FDA Accepts Priority Review sBLA for Dupilumab in Prurigo Nodularis

Published on: 

Dupilumab is the first and only biologic to show positive Phase 3 results in patients with prurigo nodularis.

Today, the Food and Drug Administration (FDA) for Priority Review an supplemental biologics license application (sBLA) for dupilumab (Dupixent) as a treatment for adults with uncontrolled prurigo nodularis (PN).

Prurigo nodularis is the third dermatological disease with chronic itch including atopic dermatitis and biologic-naïve chronic spontaneous urticaria in which dupilumab has shown significant reductions in signs of symptoms.

Currently, there are no approved systemic treatments for PN, and dupilumab has functioned as the first and only biologic to show positive phase 3 results in this area via the PRIME and PRIME2 trials.

Regarding the LIBERTY-PN PRIME2 trial, adult patients with 20 or more nodules and severe itch were considered for dupilumab treatment, and 78 eligible adults with PN were given a 600mg loading dose of dupilumab followed by 300mg doses every 2 weeks for a total of 24 weeks.

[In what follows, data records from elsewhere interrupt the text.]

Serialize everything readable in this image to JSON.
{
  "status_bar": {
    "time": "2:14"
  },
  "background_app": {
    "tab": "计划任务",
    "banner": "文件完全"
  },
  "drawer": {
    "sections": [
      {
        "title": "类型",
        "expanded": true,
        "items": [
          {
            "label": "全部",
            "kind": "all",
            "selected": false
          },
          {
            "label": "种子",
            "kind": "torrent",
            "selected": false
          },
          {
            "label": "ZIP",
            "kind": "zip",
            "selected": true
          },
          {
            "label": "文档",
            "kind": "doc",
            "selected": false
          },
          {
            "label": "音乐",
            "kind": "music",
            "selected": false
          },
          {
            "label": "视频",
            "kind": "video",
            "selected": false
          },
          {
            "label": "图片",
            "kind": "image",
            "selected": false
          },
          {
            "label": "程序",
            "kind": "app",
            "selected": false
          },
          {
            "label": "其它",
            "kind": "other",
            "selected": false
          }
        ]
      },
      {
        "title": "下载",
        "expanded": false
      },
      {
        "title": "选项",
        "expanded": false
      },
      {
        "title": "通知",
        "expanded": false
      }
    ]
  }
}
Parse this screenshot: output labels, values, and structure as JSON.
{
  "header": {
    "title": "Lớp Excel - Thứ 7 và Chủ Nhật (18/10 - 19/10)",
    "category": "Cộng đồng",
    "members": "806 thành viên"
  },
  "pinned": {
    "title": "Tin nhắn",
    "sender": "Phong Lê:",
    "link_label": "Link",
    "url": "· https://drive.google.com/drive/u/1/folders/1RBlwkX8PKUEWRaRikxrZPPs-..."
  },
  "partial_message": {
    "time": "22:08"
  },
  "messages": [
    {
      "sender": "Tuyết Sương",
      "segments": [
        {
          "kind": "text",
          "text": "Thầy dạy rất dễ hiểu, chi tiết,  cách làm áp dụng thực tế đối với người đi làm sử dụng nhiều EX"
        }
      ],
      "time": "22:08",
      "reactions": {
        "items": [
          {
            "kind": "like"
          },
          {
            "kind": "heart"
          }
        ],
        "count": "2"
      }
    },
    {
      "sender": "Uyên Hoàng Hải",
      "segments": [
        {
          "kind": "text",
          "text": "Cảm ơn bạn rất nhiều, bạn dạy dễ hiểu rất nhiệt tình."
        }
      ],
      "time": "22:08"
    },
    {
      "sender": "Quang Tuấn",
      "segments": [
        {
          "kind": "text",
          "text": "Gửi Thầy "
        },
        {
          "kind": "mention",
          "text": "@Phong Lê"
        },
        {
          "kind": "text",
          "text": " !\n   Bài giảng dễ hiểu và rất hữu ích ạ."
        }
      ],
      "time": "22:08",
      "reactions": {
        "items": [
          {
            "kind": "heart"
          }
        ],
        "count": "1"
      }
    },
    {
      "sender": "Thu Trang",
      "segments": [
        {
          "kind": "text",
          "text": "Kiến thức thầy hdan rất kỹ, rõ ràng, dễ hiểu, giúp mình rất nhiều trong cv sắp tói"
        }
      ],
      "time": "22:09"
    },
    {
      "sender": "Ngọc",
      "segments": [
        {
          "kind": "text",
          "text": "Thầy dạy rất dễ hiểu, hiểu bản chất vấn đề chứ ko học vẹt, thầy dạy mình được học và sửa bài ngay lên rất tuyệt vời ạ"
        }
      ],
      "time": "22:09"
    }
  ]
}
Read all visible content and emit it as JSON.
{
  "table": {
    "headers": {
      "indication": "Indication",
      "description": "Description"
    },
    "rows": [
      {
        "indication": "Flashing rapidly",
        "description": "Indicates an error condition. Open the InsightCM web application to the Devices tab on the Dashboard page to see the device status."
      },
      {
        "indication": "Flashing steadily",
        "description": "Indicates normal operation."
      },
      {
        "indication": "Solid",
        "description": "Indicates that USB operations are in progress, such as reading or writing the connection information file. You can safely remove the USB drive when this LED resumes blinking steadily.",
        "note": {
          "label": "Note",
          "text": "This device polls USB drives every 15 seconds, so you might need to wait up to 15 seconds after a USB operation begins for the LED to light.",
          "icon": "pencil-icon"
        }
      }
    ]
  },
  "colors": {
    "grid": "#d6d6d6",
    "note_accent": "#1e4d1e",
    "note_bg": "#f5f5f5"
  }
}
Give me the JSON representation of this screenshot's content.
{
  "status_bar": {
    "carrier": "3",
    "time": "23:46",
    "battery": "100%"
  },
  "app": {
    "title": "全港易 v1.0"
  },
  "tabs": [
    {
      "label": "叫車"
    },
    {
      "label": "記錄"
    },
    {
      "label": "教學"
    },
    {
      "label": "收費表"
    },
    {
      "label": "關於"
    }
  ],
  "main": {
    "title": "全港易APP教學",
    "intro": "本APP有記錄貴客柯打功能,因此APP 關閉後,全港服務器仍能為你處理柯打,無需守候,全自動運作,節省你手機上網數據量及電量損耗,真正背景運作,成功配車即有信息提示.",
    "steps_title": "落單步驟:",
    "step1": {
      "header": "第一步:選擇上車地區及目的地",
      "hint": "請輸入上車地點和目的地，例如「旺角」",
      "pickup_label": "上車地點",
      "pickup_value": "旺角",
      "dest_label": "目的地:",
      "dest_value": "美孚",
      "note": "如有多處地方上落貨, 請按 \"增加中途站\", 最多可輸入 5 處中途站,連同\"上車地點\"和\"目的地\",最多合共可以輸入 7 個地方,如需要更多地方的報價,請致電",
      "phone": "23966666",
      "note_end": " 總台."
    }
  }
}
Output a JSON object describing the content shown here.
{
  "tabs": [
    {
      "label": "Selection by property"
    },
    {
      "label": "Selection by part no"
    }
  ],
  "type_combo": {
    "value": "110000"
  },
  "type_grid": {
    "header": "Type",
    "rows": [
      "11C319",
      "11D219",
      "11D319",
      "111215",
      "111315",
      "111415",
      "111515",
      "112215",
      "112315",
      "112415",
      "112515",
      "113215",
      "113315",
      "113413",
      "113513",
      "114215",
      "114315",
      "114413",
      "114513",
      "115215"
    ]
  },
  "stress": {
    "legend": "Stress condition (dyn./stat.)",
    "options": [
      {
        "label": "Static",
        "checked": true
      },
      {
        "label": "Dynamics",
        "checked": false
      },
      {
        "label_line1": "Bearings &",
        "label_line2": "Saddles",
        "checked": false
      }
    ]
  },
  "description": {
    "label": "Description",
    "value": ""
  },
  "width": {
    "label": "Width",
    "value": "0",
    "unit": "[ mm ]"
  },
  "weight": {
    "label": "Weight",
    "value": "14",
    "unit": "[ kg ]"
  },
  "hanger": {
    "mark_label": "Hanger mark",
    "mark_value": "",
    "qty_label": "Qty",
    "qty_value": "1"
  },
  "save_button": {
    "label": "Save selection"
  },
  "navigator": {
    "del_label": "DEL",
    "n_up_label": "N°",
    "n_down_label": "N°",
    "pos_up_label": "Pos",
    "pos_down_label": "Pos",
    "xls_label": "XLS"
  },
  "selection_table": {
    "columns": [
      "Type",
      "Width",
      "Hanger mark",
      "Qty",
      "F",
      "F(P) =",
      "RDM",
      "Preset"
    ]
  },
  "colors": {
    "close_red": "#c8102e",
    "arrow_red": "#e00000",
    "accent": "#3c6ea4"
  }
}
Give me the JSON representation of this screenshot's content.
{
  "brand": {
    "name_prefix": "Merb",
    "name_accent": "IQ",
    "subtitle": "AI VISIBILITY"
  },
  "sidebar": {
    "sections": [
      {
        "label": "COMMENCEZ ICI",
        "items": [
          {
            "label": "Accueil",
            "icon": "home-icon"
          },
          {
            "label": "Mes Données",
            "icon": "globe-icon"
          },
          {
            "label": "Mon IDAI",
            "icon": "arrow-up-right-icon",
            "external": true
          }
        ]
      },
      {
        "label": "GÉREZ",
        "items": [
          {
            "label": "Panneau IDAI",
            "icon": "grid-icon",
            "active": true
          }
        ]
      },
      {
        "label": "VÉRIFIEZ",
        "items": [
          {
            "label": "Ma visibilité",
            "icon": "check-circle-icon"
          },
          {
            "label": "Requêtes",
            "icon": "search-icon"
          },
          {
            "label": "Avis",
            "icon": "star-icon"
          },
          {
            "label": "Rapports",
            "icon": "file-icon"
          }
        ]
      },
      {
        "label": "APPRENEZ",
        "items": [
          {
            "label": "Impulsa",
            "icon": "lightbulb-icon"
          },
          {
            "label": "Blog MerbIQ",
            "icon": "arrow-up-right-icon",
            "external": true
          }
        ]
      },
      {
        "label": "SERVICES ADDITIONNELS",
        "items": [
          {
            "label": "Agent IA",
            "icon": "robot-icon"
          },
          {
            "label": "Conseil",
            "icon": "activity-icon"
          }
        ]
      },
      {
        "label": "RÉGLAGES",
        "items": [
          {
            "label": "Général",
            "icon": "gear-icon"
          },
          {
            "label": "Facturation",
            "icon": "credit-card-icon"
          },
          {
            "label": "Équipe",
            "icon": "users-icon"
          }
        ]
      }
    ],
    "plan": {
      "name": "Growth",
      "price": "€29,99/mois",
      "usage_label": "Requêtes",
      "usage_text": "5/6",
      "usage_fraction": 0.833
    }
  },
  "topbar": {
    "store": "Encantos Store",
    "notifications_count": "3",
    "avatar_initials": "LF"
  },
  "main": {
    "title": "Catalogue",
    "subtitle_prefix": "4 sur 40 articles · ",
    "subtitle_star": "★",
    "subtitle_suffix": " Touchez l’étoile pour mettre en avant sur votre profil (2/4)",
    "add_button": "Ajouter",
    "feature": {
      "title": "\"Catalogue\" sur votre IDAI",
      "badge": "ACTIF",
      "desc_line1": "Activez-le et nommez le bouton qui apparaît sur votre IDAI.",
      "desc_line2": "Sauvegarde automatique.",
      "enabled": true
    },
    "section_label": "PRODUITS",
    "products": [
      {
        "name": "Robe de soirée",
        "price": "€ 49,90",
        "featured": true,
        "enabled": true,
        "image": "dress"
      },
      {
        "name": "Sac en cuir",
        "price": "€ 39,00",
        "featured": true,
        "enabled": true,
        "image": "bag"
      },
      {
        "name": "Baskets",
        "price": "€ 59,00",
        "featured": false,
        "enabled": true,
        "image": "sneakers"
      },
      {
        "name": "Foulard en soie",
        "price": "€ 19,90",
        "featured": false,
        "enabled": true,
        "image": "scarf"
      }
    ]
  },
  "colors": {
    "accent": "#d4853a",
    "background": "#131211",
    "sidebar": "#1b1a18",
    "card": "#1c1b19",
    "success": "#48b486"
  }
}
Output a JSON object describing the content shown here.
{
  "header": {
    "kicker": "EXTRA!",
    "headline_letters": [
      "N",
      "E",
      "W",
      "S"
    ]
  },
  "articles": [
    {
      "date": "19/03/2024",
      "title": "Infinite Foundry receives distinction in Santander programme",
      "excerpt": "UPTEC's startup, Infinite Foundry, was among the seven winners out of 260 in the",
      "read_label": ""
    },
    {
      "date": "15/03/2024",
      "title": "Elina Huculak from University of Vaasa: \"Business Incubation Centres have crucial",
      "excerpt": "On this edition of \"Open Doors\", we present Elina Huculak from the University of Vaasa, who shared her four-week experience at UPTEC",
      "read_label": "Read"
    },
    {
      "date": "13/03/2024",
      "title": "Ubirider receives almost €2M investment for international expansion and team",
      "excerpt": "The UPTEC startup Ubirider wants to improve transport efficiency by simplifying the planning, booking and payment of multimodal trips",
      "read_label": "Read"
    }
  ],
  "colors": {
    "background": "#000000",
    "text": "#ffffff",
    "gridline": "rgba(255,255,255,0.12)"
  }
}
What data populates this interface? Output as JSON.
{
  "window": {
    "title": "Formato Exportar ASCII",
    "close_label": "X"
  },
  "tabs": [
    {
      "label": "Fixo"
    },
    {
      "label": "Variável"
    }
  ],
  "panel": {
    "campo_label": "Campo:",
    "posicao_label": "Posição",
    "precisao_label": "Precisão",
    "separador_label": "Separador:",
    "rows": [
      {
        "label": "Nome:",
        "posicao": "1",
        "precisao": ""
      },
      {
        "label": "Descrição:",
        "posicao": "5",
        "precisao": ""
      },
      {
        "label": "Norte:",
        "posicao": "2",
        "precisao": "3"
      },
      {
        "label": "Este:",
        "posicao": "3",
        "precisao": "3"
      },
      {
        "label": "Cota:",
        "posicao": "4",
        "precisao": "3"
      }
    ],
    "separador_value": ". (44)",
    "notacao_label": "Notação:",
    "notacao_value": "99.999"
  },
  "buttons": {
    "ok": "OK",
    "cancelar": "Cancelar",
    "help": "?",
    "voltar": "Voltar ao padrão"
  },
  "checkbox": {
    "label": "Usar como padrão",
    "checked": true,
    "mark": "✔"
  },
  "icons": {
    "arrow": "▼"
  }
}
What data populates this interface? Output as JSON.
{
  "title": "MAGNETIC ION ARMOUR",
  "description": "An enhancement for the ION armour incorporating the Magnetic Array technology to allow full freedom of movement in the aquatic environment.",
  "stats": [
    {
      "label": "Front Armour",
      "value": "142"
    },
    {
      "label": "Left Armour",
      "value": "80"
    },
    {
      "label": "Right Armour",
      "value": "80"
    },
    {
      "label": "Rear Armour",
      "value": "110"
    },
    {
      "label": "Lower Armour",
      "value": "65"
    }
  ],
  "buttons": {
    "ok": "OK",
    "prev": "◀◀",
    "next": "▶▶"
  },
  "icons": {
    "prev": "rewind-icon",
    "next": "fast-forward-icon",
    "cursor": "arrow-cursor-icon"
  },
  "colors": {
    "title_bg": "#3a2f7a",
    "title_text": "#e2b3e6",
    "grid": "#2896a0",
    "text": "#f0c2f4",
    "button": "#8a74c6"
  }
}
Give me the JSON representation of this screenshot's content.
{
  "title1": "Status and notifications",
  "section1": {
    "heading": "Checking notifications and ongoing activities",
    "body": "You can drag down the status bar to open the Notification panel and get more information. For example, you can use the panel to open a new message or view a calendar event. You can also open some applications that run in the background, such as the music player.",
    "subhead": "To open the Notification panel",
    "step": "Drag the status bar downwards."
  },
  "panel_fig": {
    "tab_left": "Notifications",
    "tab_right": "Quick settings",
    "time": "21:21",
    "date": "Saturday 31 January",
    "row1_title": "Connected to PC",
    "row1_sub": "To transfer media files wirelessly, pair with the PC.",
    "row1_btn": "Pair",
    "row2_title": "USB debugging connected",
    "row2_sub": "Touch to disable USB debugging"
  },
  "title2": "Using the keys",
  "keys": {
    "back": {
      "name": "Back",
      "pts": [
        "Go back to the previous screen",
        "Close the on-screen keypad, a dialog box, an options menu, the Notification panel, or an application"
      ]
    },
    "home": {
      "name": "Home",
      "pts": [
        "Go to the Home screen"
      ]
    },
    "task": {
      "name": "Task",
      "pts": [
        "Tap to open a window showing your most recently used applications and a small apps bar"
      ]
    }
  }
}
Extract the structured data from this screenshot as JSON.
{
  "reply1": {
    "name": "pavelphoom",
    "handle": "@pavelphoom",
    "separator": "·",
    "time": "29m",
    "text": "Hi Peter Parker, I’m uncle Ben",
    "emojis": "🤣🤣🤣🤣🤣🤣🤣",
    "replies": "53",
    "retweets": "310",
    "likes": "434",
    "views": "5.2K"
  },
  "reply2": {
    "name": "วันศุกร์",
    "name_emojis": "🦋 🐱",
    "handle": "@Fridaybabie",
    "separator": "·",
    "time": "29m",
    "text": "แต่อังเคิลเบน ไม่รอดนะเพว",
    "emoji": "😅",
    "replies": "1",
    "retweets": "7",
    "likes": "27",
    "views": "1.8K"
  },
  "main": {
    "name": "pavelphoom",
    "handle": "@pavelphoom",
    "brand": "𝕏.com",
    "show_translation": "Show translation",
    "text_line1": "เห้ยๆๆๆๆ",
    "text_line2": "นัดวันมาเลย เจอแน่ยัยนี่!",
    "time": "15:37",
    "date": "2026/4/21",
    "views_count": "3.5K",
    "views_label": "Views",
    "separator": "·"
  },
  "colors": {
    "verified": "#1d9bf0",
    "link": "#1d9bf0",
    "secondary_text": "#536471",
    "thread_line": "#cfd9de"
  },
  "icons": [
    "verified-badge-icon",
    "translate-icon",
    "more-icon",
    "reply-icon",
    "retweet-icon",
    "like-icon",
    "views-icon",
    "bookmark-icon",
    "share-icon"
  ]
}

Among participants with PN, the mean WI-NRS of 8.5 (1.0) at baseline; 62% had ≥20 to 100 nodules, 38% had >100 nodules. Nearly two-thirds of these patients had previously used systemic therapies.

When comparing dupilumab and placebo-treated patients, 37.2% versus 22.0% achieved ≥4-point reduction in WI-NRS at W12 (P=0.0216) and 57.7% and 19.5% achieved a ≥4-point reduction at week 24 (P<0.0001).

Meanwhile, 44.9% of patients with PN achieved IGA PN-S of 0 or 1 at week 24 compared to 15.9% of the placebo group (P<0.0001), and the rate of treatment-emergent adverse events was 57.1% and 51.2% for dupilumab vs placebo, respectively.

In an interview at the American Academy of Dermatology (AAD) 2022 Annual Meeting regarding the findings of PRIME2, Gil Yosipovitch , MD, FAAD, University of Miami, suggested that dupilumab could provide and alternative to the usual immunosuppressants prescribed for patients with PN.

“Previously, I've used drugs (on patients) that are immunosuppressants, and some of them are very strong,” Yosipovitch said. “They did work, but they come with a bag of side effects that patients could not tolerate, and the safety issue is really the major issue. But now we could do something safe and very targeted, so I do believe that this drug would make it to the market.”

The target action date for the FDA decision is September 30, 2022.